En première ligne. Depuis l'irruption du coronavirus, les officines des pharmaciens sont mises à contribution sur le front antipandémique - que ce soit pour des conseils, des tests ou des vaccins. Forcément, l'impact de la crise sanitaire sur leurs finances et sur la fonction du pharmacien anime les conversations dans les travées du Congrès national de la Fédération des syndicats pharmaceutiques de France, qui se tient ce week-end à Lyon.

Contrairement à ce qu'on pourrait imaginer, la crise sanitaire n'a pas toujours été une aubaine pour le réseau des officines dont le chiffre d'affaires n'a progressé en 2020 que de 0,2 % à 36 milliards d'euros, comme le montre une récente étude Les Echos. L'automédication, même si elle ne représente que 6,5 % du chiffre d'affaires de l'officine, s'est en effet effondrée (-10 % à 2 milliards) du fait de la suspicion entretenue autour de l'Ibuprofène lors de la première vague, puis des gestes barrière qui ont supprimé les pathologies hivernales.

Transformation numérique

En contrepartie, les ventes spécifiquement liées au Covid-19, comme les masques, le gel hydroalcoolique, les tests et les vaccins, ont rapporté 1,62 milliard d'euros aux pharmacies en 2020. Et les ventes de médicaments remboursables, qui restent le coeur de l'activité (70 % des ventes totales), se sont maintenues voire plus (+3 %), malgré la baisse des consultations de ville. Ceci grâce à l'arrivée en officine de certains médicaments chers, prescrits par l'hôpital, comme des anticancéreux ou des traitements pour des maladies rares.

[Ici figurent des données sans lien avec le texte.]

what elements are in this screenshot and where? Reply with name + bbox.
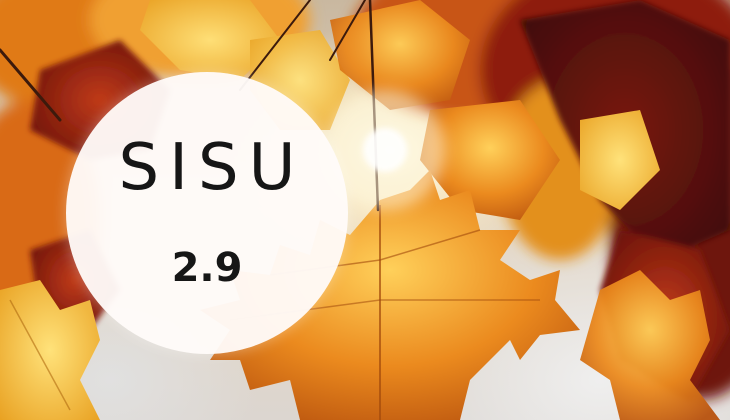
- maple-leaf-right: [580, 270, 720, 420]
- brand-title: SISU: [118, 131, 306, 205]
- autumn-leaves-photo: SISU 2.9: [0, 0, 730, 420]
- brand-version: 2.9: [171, 245, 243, 291]
- brand-circle: SISU 2.9: [66, 72, 348, 354]
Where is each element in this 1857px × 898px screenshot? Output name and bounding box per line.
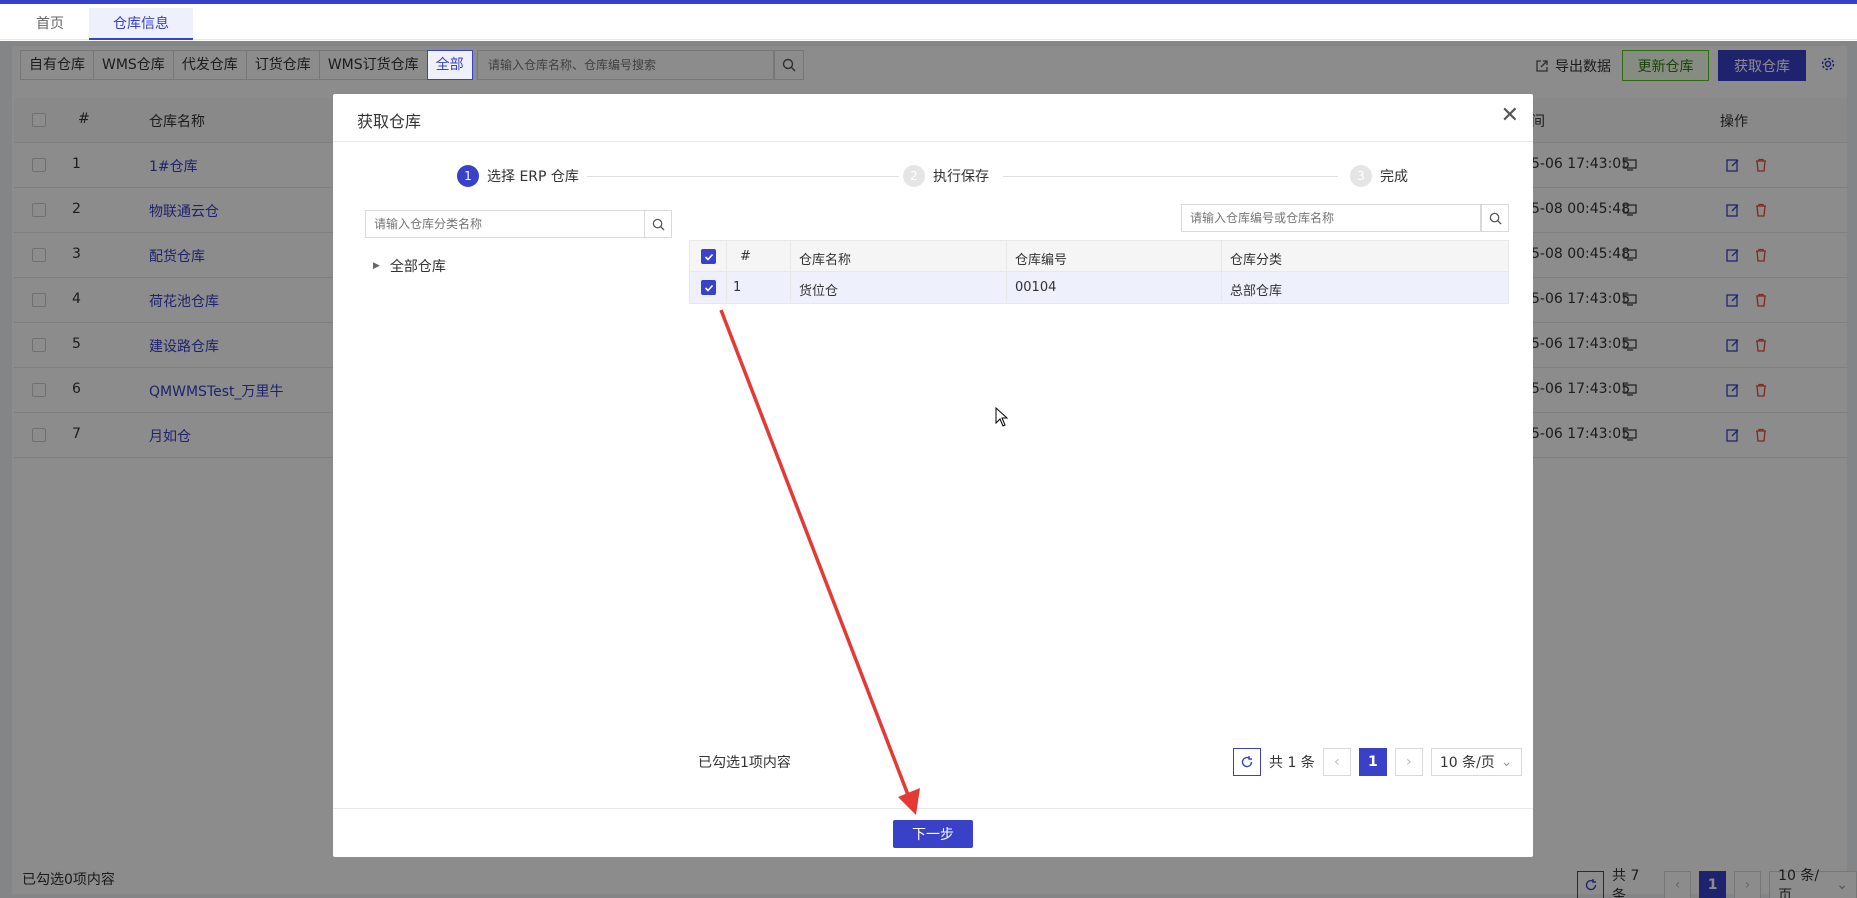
step-1-number: 1 xyxy=(457,165,479,187)
col-divider xyxy=(790,272,791,302)
tree-node-all[interactable]: ▶ 全部仓库 xyxy=(373,256,446,276)
step-2-label: 执行保存 xyxy=(933,169,989,185)
refresh-icon xyxy=(1241,756,1253,768)
step-2-number: 2 xyxy=(903,165,925,187)
modal-table-search-input[interactable] xyxy=(1182,205,1472,231)
step-connector-1 xyxy=(587,176,899,177)
row-category: 总部仓库 xyxy=(1230,284,1283,299)
chevron-down-icon: ⌄ xyxy=(1500,754,1513,770)
modal-page-size-select[interactable]: 10 条/页 ⌄ xyxy=(1430,748,1522,776)
tab-warehouse-info[interactable]: 仓库信息 xyxy=(89,8,193,40)
modal-selected-count: 已勾选1项内容 xyxy=(698,755,791,771)
table-row[interactable]: 1 货位仓 00104 总部仓库 xyxy=(689,272,1509,304)
check-icon xyxy=(704,284,713,292)
col-divider xyxy=(726,272,727,302)
close-icon[interactable]: ✕ xyxy=(1501,105,1519,127)
modal-current-page[interactable]: 1 xyxy=(1358,748,1387,776)
col-divider xyxy=(726,241,727,271)
modal-header-name: 仓库名称 xyxy=(799,253,852,268)
tree-node-label: 全部仓库 xyxy=(389,259,446,275)
step-2: 2 执行保存 xyxy=(903,165,989,187)
tree-search-button[interactable] xyxy=(644,210,672,238)
step-1: 1 选择 ERP 仓库 xyxy=(457,165,579,187)
row-index: 1 xyxy=(733,280,742,295)
col-divider xyxy=(1221,272,1222,302)
tab-home[interactable]: 首页 xyxy=(12,8,88,40)
step-connector-2 xyxy=(1003,176,1338,177)
fetch-warehouse-modal: 获取仓库 ✕ 1 选择 ERP 仓库 2 执行保存 3 完成 ▶ 全部仓库 # … xyxy=(333,94,1533,857)
tab-bar: 首页 仓库信息 xyxy=(0,4,1857,40)
modal-header-category: 仓库分类 xyxy=(1230,253,1283,268)
modal-pagination: 共 1 条 ‹ 1 › 10 条/页 ⌄ xyxy=(1233,748,1522,776)
search-icon xyxy=(1489,212,1502,225)
tree-search-input[interactable] xyxy=(366,211,606,237)
step-1-label: 选择 ERP 仓库 xyxy=(487,169,579,185)
modal-select-all-checkbox[interactable] xyxy=(701,249,716,264)
modal-header-index: # xyxy=(740,249,751,264)
tree-search xyxy=(365,210,645,238)
modal-total: 共 1 条 xyxy=(1269,755,1315,771)
modal-page-size-label: 10 条/页 xyxy=(1439,755,1495,771)
modal-table-search xyxy=(1181,204,1481,232)
col-divider xyxy=(1221,241,1222,271)
row-code: 00104 xyxy=(1015,280,1057,295)
modal-table-search-button[interactable] xyxy=(1481,204,1509,232)
modal-refresh-button[interactable] xyxy=(1233,748,1261,776)
modal-table-header: # 仓库名称 仓库编号 仓库分类 xyxy=(689,240,1509,272)
caret-right-icon[interactable]: ▶ xyxy=(373,261,380,271)
col-divider xyxy=(1006,241,1007,271)
row-name: 货位仓 xyxy=(799,284,839,299)
filter-all[interactable]: 全部 xyxy=(426,50,473,80)
modal-header-code: 仓库编号 xyxy=(1015,253,1068,268)
row-checkbox[interactable] xyxy=(701,280,716,295)
check-icon xyxy=(704,253,713,261)
col-divider xyxy=(790,241,791,271)
step-3-number: 3 xyxy=(1350,165,1372,187)
modal-prev-page[interactable]: ‹ xyxy=(1322,748,1351,776)
mouse-cursor-icon xyxy=(995,406,1009,431)
step-3: 3 完成 xyxy=(1350,165,1408,187)
next-step-button[interactable]: 下一步 xyxy=(893,820,973,848)
modal-header: 获取仓库 ✕ xyxy=(333,94,1533,142)
col-divider xyxy=(1006,272,1007,302)
step-3-label: 完成 xyxy=(1380,169,1408,185)
modal-footer-divider xyxy=(333,808,1533,809)
modal-title: 获取仓库 xyxy=(357,112,422,131)
modal-next-page[interactable]: › xyxy=(1394,748,1423,776)
search-icon xyxy=(652,218,665,231)
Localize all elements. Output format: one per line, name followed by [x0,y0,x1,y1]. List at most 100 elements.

Cette moyenne sectorielle relativement plane cache en réalité de fortes disparités. Ce sont les pharmacies les plus importantes (plus de 7 millions de chiffre d'affaires) situées dans les centres commerciaux ou les zones de flux comme les gares qui ont le plus souffert. Mais ce sont aussi elles qui ont les reins plus solides pour faire face aux difficultés.

Les grosses officines et les enseignes (Giphar, Pharmactiv, Leader Santé, etc.) adossées à des groupements d'achat peuvent mieux négocier leurs approvisionnements auprès des laboratoires pharmaceutiques (hors médicaments de prescription). Certaines d'entre elles - comme Aprium Pharmacie, Boticinal ou Lafayette -, ont également accès à des moyens financiers supplémentaires grâce à l'arrivée de fonds d'investissement. Dans ces conditions, il est peu probable que le Covid-19 remettre en cause la tendance de fond à la concentration, estime l'étude des Echos.

Les officines doivent, par ailleurs, impérativement réussir leur transformation numérique pour rester en phase avec les évolutions du commerce de détail vers la vente en ligne, ce qui nécessite des moyens financiers et souvent un accompagnement par des professionnels.

La vaccination plébiscitée

Sur ce point, comment dans de nombreux secteurs, le Covid a joué un rôle d'accélérateur. Alors que la fréquentation des officines a baissé de 7 % pendant la crise, les ventes en lignes ont, elles, progressé de 32 %. En deux mois, la proportion de pharmacies appartenant à des groupements équipées pour le scan d'ordonnances et la réservation en ligne était passée de 66 à 88 %.

Le développement de l'activité de services qui a permis aux pharmaciens de tester et de vacciner les patients contre le Covid-19 est une autre évolution des pharmacies accélérée par la crise sanitaire. Elle a été initiée en 2002 avec l'autorisation accordée aux pharmaciens de délivrer une contraception d'urgence. « Elle a franchi une nouvelle étape en 2012, avec les entretiens pharmaceutiques, destinés à améliorer la compréhension et l'observance des traitements, d'abord pour les anticoagulants puis pour l'asthme et maintenant pour les anticancéreux oraux, explique Denis Millet, responsable des questions économiques à la FSPF, mais ils peinent à se développer car la rémunération est insuffisante au regard du temps passé », poursuit-il. Seule la vaccination est plébiscitée. La prochaine campagne de vacci-nation contre la grippe devrait le confirmer.